Even so, I find his claim that nations are necessarily based on violence exaggerated: ‘At the centre of the nation stands the sociable killer’ (p. 166); ‘The central national practice is the performance of violence.’ (p. 206). These are splendid Hobbesian phrases, but they are very one-sided. I should declare an interest here, since on pp 201-2 Sanborn accurately summarises the account I gave of the development of Russian nationhood in Russia: People and Empire 1552-1917 (London: Harper Collins, 1997), but then questions my assumption that ‘the key to the phenomenon of the nation lies in the realm of social and cultural solidarity.’(1) While no-one who has observed twentieth-century history could possibly deny the appalling brutality and carnage generated by nationalism, that is not the same as saying that nations necessarily beget violence. It is probably true that nation-building nearly always involves violence, but that is because national identity is still uncertain and contested. The examples he quotes – Gettysburg, Belfast, Kampala, Delhi, San Salvador as well as St Petersburg – all involve the gestation of nations, not the politics of stable, formed nations. So it does not follow that, as Sanborn puts it, ‘the nation is fundamentally and unavoidably unstable as a political form, since it is centred upon a civic act that cannot be effectively disciplined.’ (p. 207)

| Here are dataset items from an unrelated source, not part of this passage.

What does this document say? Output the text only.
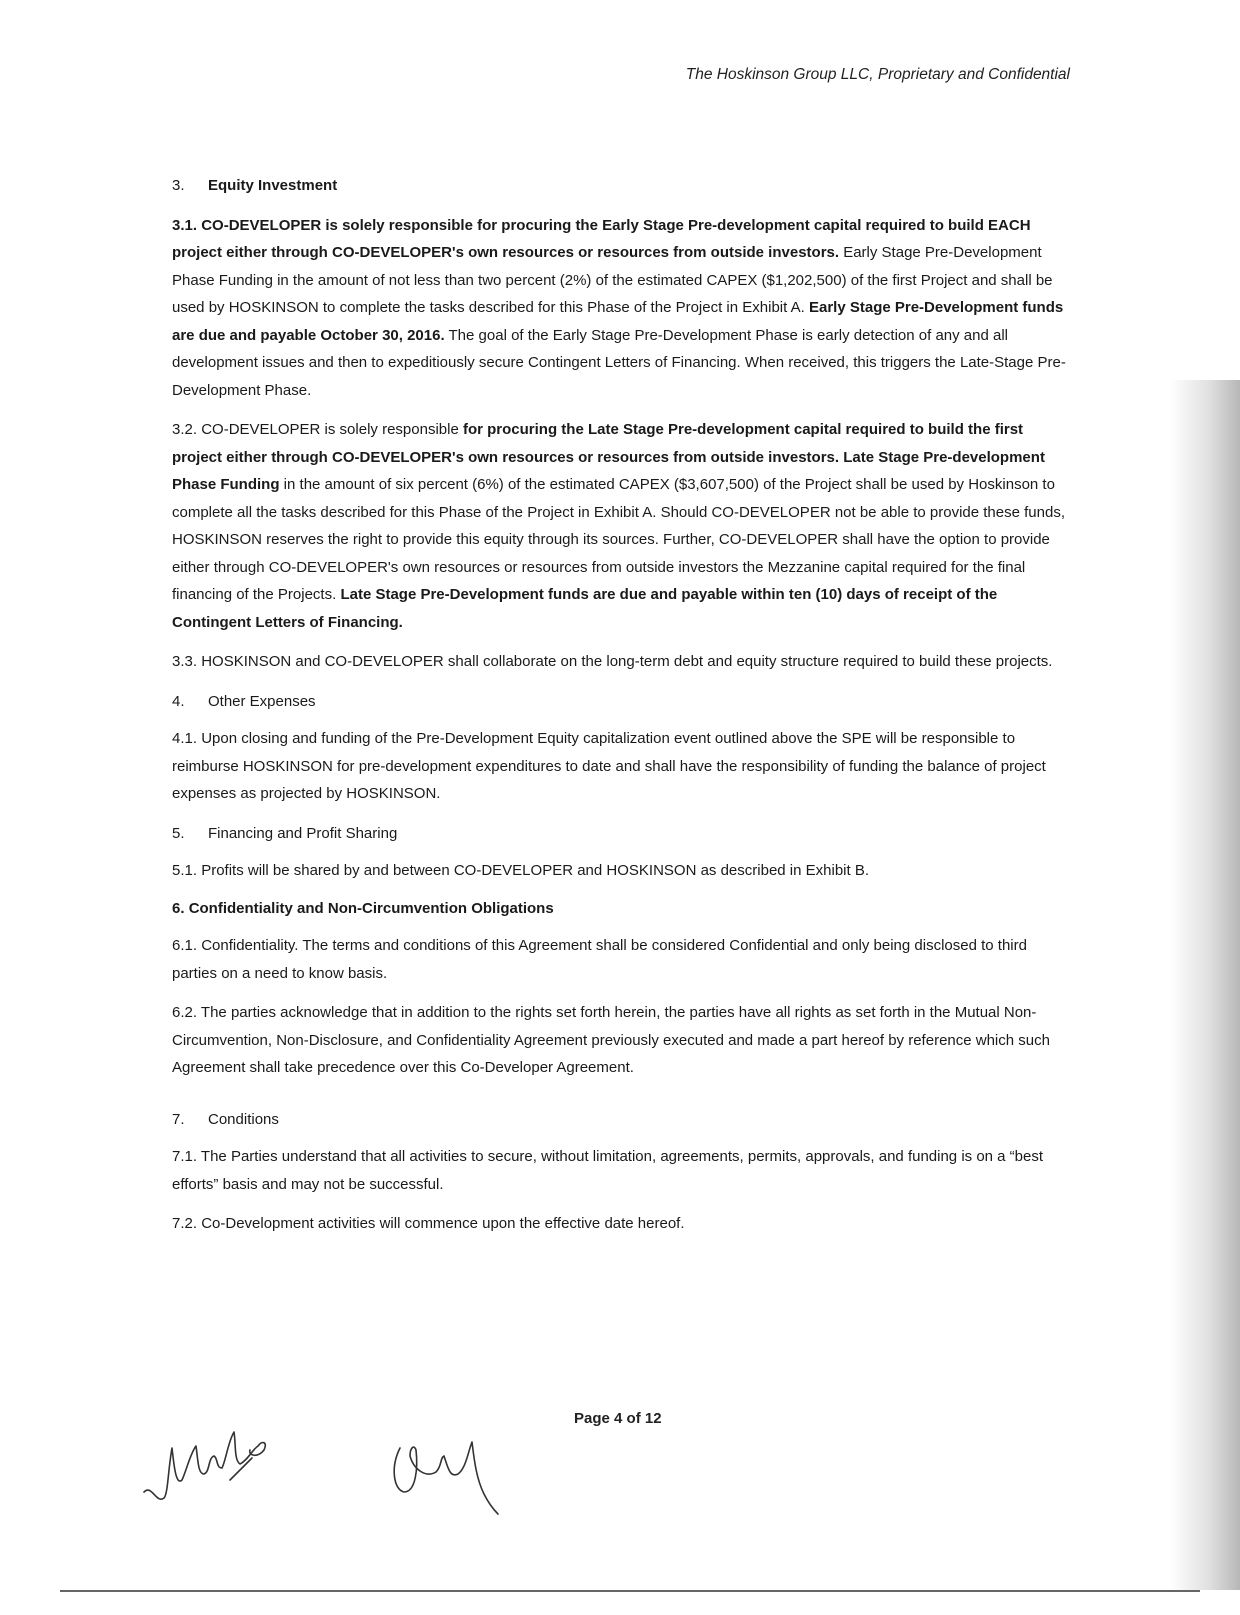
The Hoskinson Group LLC, Proprietary and Confidential

3. Equity Investment

3.1. CO-DEVELOPER is solely responsible for procuring the Early Stage Pre-development capital required to build EACH project either through CO-DEVELOPER's own resources or resources from outside investors. Early Stage Pre-Development Phase Funding in the amount of not less than two percent (2%) of the estimated CAPEX ($1,202,500) of the first Project and shall be used by HOSKINSON to complete the tasks described for this Phase of the Project in Exhibit A. Early Stage Pre-Development funds are due and payable October 30, 2016. The goal of the Early Stage Pre-Development Phase is early detection of any and all development issues and then to expeditiously secure Contingent Letters of Financing. When received, this triggers the Late-Stage Pre-Development Phase.

3.2. CO-DEVELOPER is solely responsible for procuring the Late Stage Pre-development capital required to build the first project either through CO-DEVELOPER's own resources or resources from outside investors. Late Stage Pre-development Phase Funding in the amount of six percent (6%) of the estimated CAPEX ($3,607,500) of the Project shall be used by Hoskinson to complete all the tasks described for this Phase of the Project in Exhibit A. Should CO-DEVELOPER not be able to provide these funds, HOSKINSON reserves the right to provide this equity through its sources. Further, CO-DEVELOPER shall have the option to provide either through CO-DEVELOPER's own resources or resources from outside investors the Mezzanine capital required for the final financing of the Projects. Late Stage Pre-Development funds are due and payable within ten (10) days of receipt of the Contingent Letters of Financing.

3.3. HOSKINSON and CO-DEVELOPER shall collaborate on the long-term debt and equity structure required to build these projects.

4. Other Expenses

4.1. Upon closing and funding of the Pre-Development Equity capitalization event outlined above the SPE will be responsible to reimburse HOSKINSON for pre-development expenditures to date and shall have the responsibility of funding the balance of project expenses as projected by HOSKINSON.

5. Financing and Profit Sharing

5.1. Profits will be shared by and between CO-DEVELOPER and HOSKINSON as described in Exhibit B.

6. Confidentiality and Non-Circumvention Obligations

6.1. Confidentiality. The terms and conditions of this Agreement shall be considered Confidential and only being disclosed to third parties on a need to know basis.

6.2. The parties acknowledge that in addition to the rights set forth herein, the parties have all rights as set forth in the Mutual Non-Circumvention, Non-Disclosure, and Confidentiality Agreement previously executed and made a part hereof by reference which such Agreement shall take precedence over this Co-Developer Agreement.

7. Conditions

7.1. The Parties understand that all activities to secure, without limitation, agreements, permits, approvals, and funding is on a “best efforts” basis and may not be successful.

7.2. Co-Development activities will commence upon the effective date hereof.

Page 4 of 12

The problem, I think, is that Sanborn identifies the nation too closely with the power system. Actually one of the great strengths of nationhood is that it replaces naked power with the shared sentiments which make easy communication and social solidarity possible. Nation-building involves not just military activity, but also education, the cultivation of shared myths and memories, the creation of social security systems, of representative institutions and many other things. Vertical power is reinforced by horizontal relationships and can thus afford to be both less ferocious and less restrictive. The civic and the ethnic (a distinction Sanborn dismisses) work together, not in conflict.
In any case, was the Soviet Union really a nation, as Sanborn asserts? The Red Army probably came closer to making it one than any other institution, but in the end it too failed, as dedovshchina revealed. Soviet nationality policy was intended to create not nations, but rather an international proletarian community. On the way to that goal it ensured that every ethnic group had its own named territory as a potential homeland, and in practice most of them (though not the Russians) identified with it more closely than with the Union as a whole. Besides, from the 1930s to the early 1950s the Soviet authorities routinely employed massive violence against certain ethnic groups. The Ukrainian famine of 1932-4, the deportations of Baltic peoples, Ukrainians, north Caucasians and others left an indelible bitterness and resentment which eventually helped to precipitate the disintegration of the USSR and has fuelled the Russian Federation’s worst conflicts since. In other words, violence was a sign of the failure of nation-building, not of its success.
In spite of these reservations, Sanborn’s sharp and disciplined focus on military conscription does add a new dimension to our understanding of the way in which power, identity and sense of community operated in late imperial Russia and the Soviet Union. Even if not all its conclusions are accepted, it will be essential reading.